Если бы мы жили в мире, где постоянная Планка сравнима с его привычными масштабами, наши представления об этом мире резко отличались бы от нынешних. Например, нам было бы трудно представить себе дома с резкими очертаниями или стоящий спокойно паровоз. Более того, в этом мире вообще не может быть железнодорожных расписаний: в нем нельзя проложить рельсы-траектории, а можно лишь отметить станции отправления и назначения поездов. Конечно, это мир гипотетический, поскольку величину постоянной Планка мы не в состоянии менять по своему произволу — она всегда неизменна и очень мала. Но атомы тоже так малы, что постоянная Планка сравнима с их масштабами. «Для них» этот необычный мир реально существует, и его непривычную логику нам предстоит теперь понять — точно так же, как Гулливеру пришлось привыкать к нравам лилипутов.

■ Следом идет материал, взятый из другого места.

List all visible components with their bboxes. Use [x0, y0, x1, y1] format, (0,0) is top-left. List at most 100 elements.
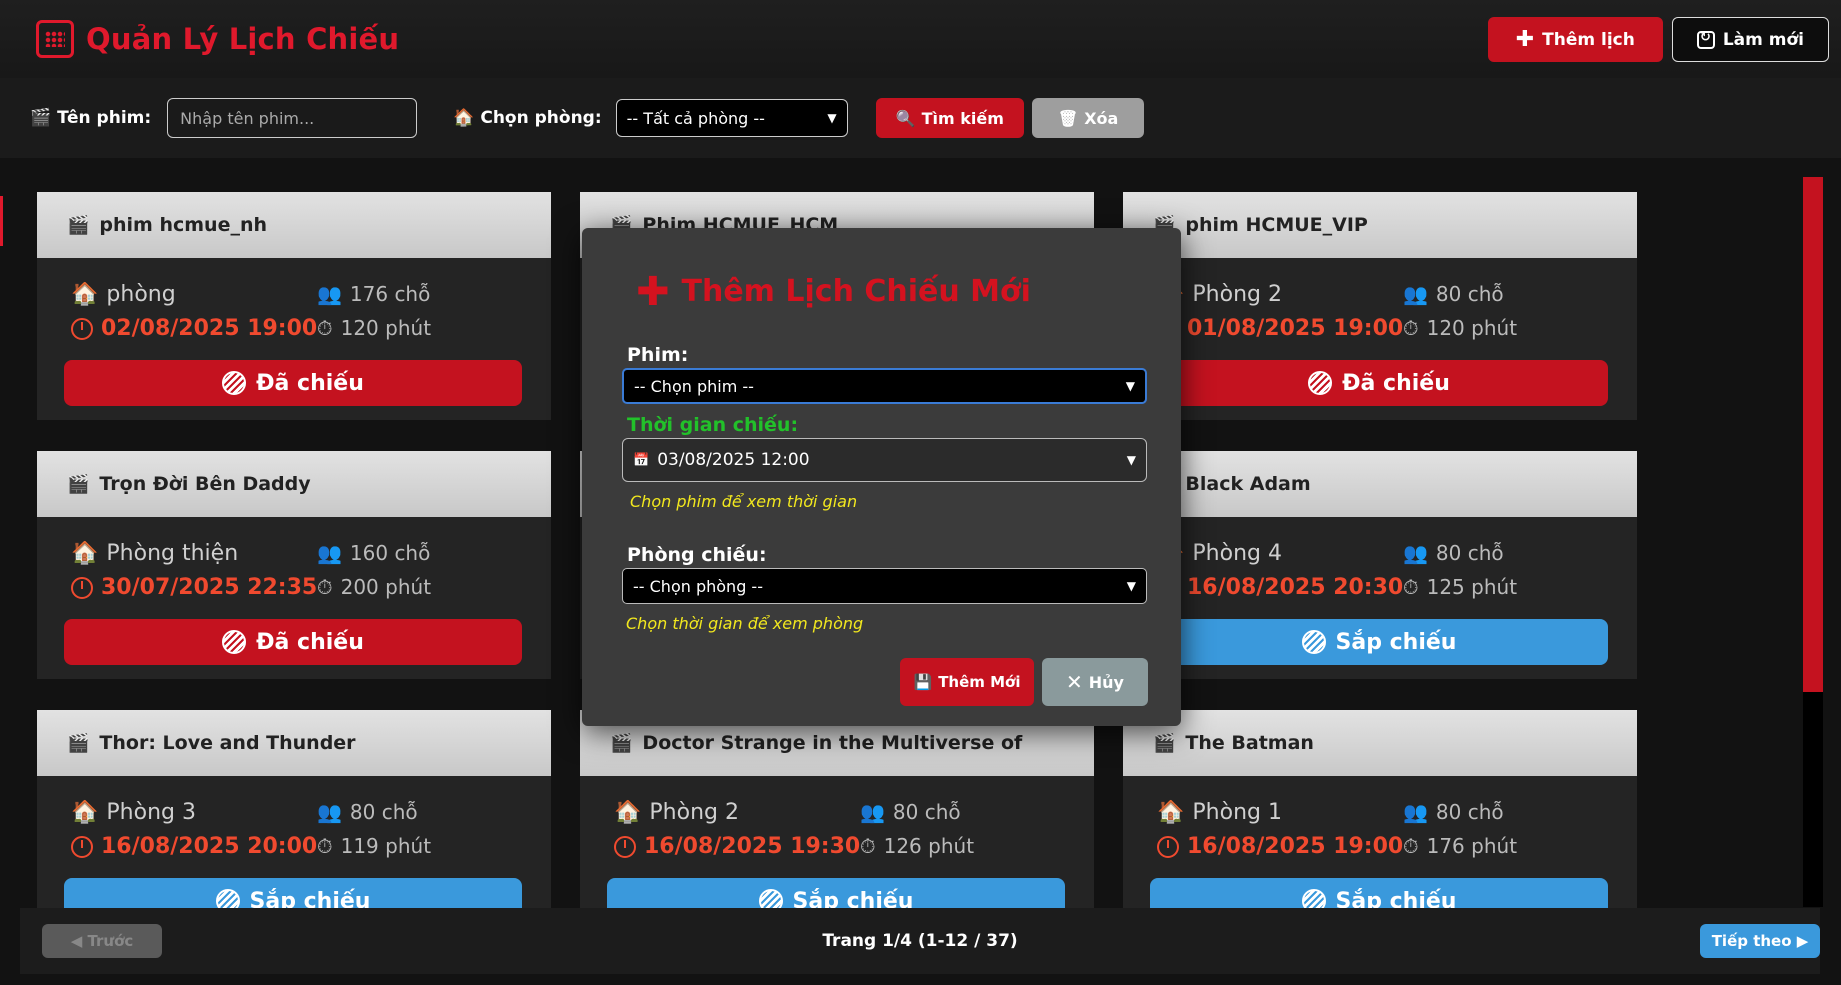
app-header: Quản Lý Lịch Chiếu ✚ Thêm lịch Làm mới — [0, 0, 1841, 78]
trash-icon: 🗑 — [1057, 108, 1079, 128]
header-actions: ✚ Thêm lịch Làm mới — [1487, 17, 1829, 62]
status-icon — [222, 371, 247, 395]
status-label: Sắp chiếu — [792, 888, 914, 909]
seat-count: 176 chỗ — [349, 282, 431, 306]
status-label: Sắp chiếu — [1335, 888, 1457, 909]
status-badge[interactable]: Đã chiếu — [1150, 360, 1608, 406]
status-icon — [222, 630, 247, 654]
movie-title: Thor: Love and Thunder — [99, 732, 356, 754]
showtime: 30/07/2025 22:35 — [71, 575, 317, 600]
movie-title: Black Adam — [1185, 473, 1311, 495]
chevron-down-icon: ▼ — [1125, 379, 1135, 393]
status-badge[interactable]: Đã chiếu — [64, 619, 522, 665]
showtime: 16/08/2025 19:30 — [614, 834, 860, 859]
card-body: 🏠 Phòng thiện 👥 160 chỗ 30/07/2025 22:35 ⏱… — [37, 517, 551, 679]
house-icon: 🏠 — [71, 282, 99, 307]
movie-select[interactable]: -- Chọn phim -- ▼ — [622, 368, 1147, 404]
status-badge[interactable]: Đã chiếu — [64, 360, 522, 406]
people-icon: 👥 — [317, 800, 342, 824]
add-schedule-button[interactable]: ✚ Thêm lịch — [1487, 17, 1663, 62]
movie-name-label-text: Tên phim: — [57, 108, 152, 128]
card-header: 🎬 phim HCMUE_VIP — [1123, 192, 1637, 258]
room-info: 🏠 Phòng 1 — [1157, 800, 1282, 825]
status-label: Sắp chiếu — [1335, 629, 1457, 655]
clear-button[interactable]: 🗑 Xóa — [1031, 98, 1145, 138]
status-icon — [1301, 630, 1326, 654]
showtime-hint: Chọn phim để xem thời gian — [630, 492, 858, 511]
room-name: Phòng thiện — [106, 541, 239, 566]
card-header: 🎬 The Batman — [1123, 710, 1637, 776]
schedule-card[interactable]: 🎬 Doctor Strange in the Multiverse of 🏠 Ph… — [580, 710, 1094, 908]
schedule-card[interactable]: 🎬 Thor: Love and Thunder 🏠 Phòng 3 👥 80 chỗ… — [37, 710, 551, 908]
movie-title: phim hcmue_nh — [99, 214, 268, 236]
refresh-button[interactable]: Làm mới — [1671, 17, 1829, 62]
status-badge[interactable]: Sắp chiếu — [1150, 619, 1608, 665]
duration: ⏱ 119 phút — [317, 834, 431, 858]
duration: ⏱ 200 phút — [317, 575, 431, 599]
schedule-card[interactable]: 🎬phim HCMUE_VIP 🏠Phòng 2 👥80 chỗ 01/08/2… — [1123, 192, 1637, 420]
status-icon — [1308, 371, 1333, 395]
status-badge[interactable]: Sắp chiếu — [607, 878, 1065, 908]
showtime-value: 30/07/2025 22:35 — [101, 575, 318, 600]
seat-info: 👥 80 chỗ — [1403, 541, 1504, 565]
seat-count: 80 chỗ — [349, 800, 418, 824]
schedule-card[interactable]: 🎬 phim hcmue_nh 🏠 phòng 👥 176 chỗ 02/08/202… — [37, 192, 551, 420]
stopwatch-icon: ⏱ — [317, 834, 333, 858]
movie-name-input[interactable] — [167, 98, 418, 138]
showtime-value: 16/08/2025 19:30 — [644, 834, 861, 859]
showtime: 16/08/2025 19:00 — [1157, 834, 1403, 859]
showtime-picker[interactable]: 📅 03/08/2025 12:00 ▼ — [622, 438, 1147, 482]
status-icon — [758, 889, 783, 908]
movie-title: Trọn Đời Bên Daddy — [99, 473, 311, 495]
calendar-icon: 📅 — [633, 452, 650, 468]
search-button[interactable]: 🔍 Tìm kiếm — [875, 98, 1024, 138]
clapperboard-icon: 🎬 — [67, 214, 90, 236]
status-label: Đã chiếu — [256, 370, 364, 396]
room-select[interactable]: -- Chọn phòng -- ▼ — [622, 568, 1147, 604]
cancel-button[interactable]: ✕ Hủy — [1042, 658, 1148, 706]
status-icon — [1301, 889, 1326, 908]
duration-value: 119 phút — [340, 834, 432, 858]
save-button[interactable]: 💾 Thêm Mới — [900, 658, 1034, 706]
card-body: 🏠 phòng 👥 176 chỗ 02/08/2025 19:00 ⏱ 120 ph… — [37, 258, 551, 420]
status-label: Đã chiếu — [1342, 370, 1450, 396]
house-icon: 🏠 — [1157, 800, 1185, 825]
scrollbar[interactable] — [1803, 177, 1823, 907]
status-badge[interactable]: Sắp chiếu — [1150, 878, 1608, 908]
people-icon: 👥 — [1403, 541, 1428, 565]
room-name: Phòng 4 — [1192, 541, 1282, 566]
seat-info: 👥 80 chỗ — [1403, 282, 1504, 306]
status-badge[interactable]: Sắp chiếu — [64, 878, 522, 908]
next-page-button[interactable]: Tiếp theo ▶ — [1700, 924, 1820, 958]
card-header: 🎬Black Adam — [1123, 451, 1637, 517]
search-icon: 🔍 — [895, 108, 916, 128]
duration: ⏱ 120 phút — [1403, 316, 1517, 340]
schedule-card[interactable]: 🎬Black Adam 🏠Phòng 4 👥80 chỗ 16/08/2025 … — [1123, 451, 1637, 679]
showtime-field-label: Thời gian chiếu: — [627, 414, 799, 436]
card-body: 🏠Phòng 4 👥80 chỗ 16/08/2025 20:30 ⏱125 p… — [1123, 517, 1637, 679]
house-icon: 🏠 — [71, 541, 99, 566]
schedule-card[interactable]: 🎬 Trọn Đời Bên Daddy 🏠 Phòng thiện 👥 160 ch… — [37, 451, 551, 679]
schedule-card[interactable]: 🎬 The Batman 🏠 Phòng 1 👥 80 chỗ 16/08/2025 … — [1123, 710, 1637, 908]
page-info: Trang 1/4 (1-12 / 37) — [822, 931, 1018, 951]
calendar-icon — [36, 20, 74, 58]
room-filter-label-text: Chọn phòng: — [480, 108, 602, 128]
clock-icon — [71, 576, 93, 599]
people-icon: 👥 — [1403, 800, 1428, 824]
seat-info: 👥 80 chỗ — [1403, 800, 1504, 824]
movie-title: phim HCMUE_VIP — [1185, 214, 1368, 236]
stopwatch-icon: ⏱ — [317, 575, 333, 599]
showtime-picker-value: 03/08/2025 12:00 — [657, 450, 810, 470]
card-header: 🎬 phim hcmue_nh — [37, 192, 551, 258]
seat-info: 👥 176 chỗ — [317, 282, 430, 306]
clapperboard-icon: 🎬 — [610, 732, 633, 754]
scrollbar-thumb[interactable] — [1803, 177, 1823, 692]
room-name: Phòng 3 — [106, 800, 196, 825]
stopwatch-icon: ⏱ — [317, 316, 333, 340]
search-button-label: Tìm kiếm — [921, 108, 1004, 128]
card-body: 🏠 Phòng 3 👥 80 chỗ 16/08/2025 20:00 ⏱ 119 p… — [37, 776, 551, 908]
card-header: 🎬 Trọn Đời Bên Daddy — [37, 451, 551, 517]
room-filter-select[interactable]: -- Tất cả phòng -- ▼ — [615, 99, 848, 137]
duration-value: 126 phút — [883, 834, 975, 858]
duration: ⏱ 176 phút — [1403, 834, 1517, 858]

СООТНОШЕНИЕ НЕОПРЕДЕЛЕННОСТЕЙ ГЕЙЗЕНБЕРГА
Предположим, что мы настолько прониклись идеей неделимости свойств «волна — частица», что захотели записать свое достижение на точном языке формул. Эти формулы должны установить соотношение между числами, которые соответствуют понятиям «волна» и «частица». В классической механике эти понятия строго разделены и относятся к совершенно различным явлениям природы. В квантовой механике корпускулярно-волновой дуализм вынуждает нас использовать оба понятия одновременно и применять их к одному и тому же объекту. Этот необходимый шаг не дается даром — мы за него должны платить, и, как оказалось, платить дорого.
Вполне ясно это стало в 1927 году, когда Вернер Гейзенберг догадался, что хотя к атомному объекту одинаково хорошо применимы оба понятия: и «частица» и «волна», однако определить их строго можно только порознь.
В физике слова «определить понятие» означают: «Указать способ измерения величины, которая этому понятию соответствует».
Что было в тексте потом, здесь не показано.